Document non-response precisely: If the CPIO does not respond within 30 days, that silence is a deemed refusal under Section 7(2). Note the exact date of filing and the exact date the 30-day window closes. File your First Appeal immediately citing these dates. Non-response by a human rights body is particularly difficult to justify before SSIC and can attract Section 20 penalty.
Use RTI to check compliance, not just status: After SSHRC passes an order or recommendation, file a fresh RTI asking whether the state government submitted a compliance report and what action was taken. This step is often skipped by complainants, but it is the only way to know whether the Commission's directions had any practical effect.

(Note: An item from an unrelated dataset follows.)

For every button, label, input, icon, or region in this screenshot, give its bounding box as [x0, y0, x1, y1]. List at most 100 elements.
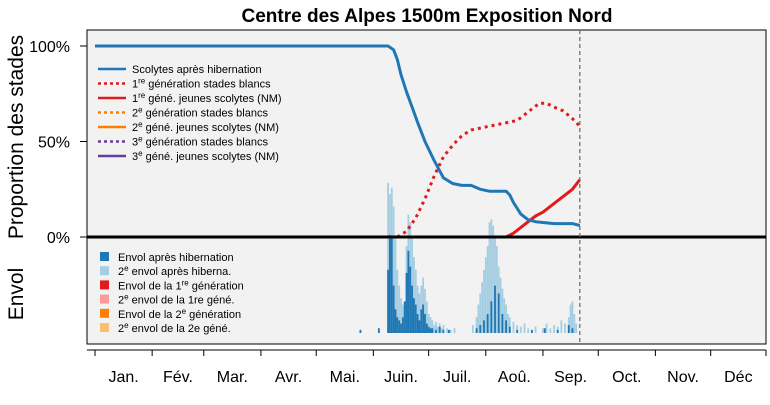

Annual reports are public documents: SSHRC's annual reports are submitted to the state legislature and are public documents. They cannot lawfully be withheld. If the CPIO refuses to supply an annual report, challenge the refusal at the First Appeal stage immediately.
For Lepcha and tribal community issues, cross-file with the department: If your complaint involves forest or land rights in Dzongu or other tribal areas, simultaneously file a separate RTI with the relevant Forest Department or Land Revenue Department asking about any inquiry conducted at SSHRC's direction and any report submitted to the Commission. This triangulation reveals whether the department is cooperating with SSHRC or obstructing its inquiry.
Keep all receipts in order: Given the limited volume of RTI litigation in Sikkim compared to larger states, SSIC proceedings may be less tested on SSHRC matters. Maintaining meticulous records of every filing — the application, acknowledgement, CPIO response or non-response, First Appeal, and FAA response or non-response — ensures your Second Appeal before SSIC is fully documented and persuasive.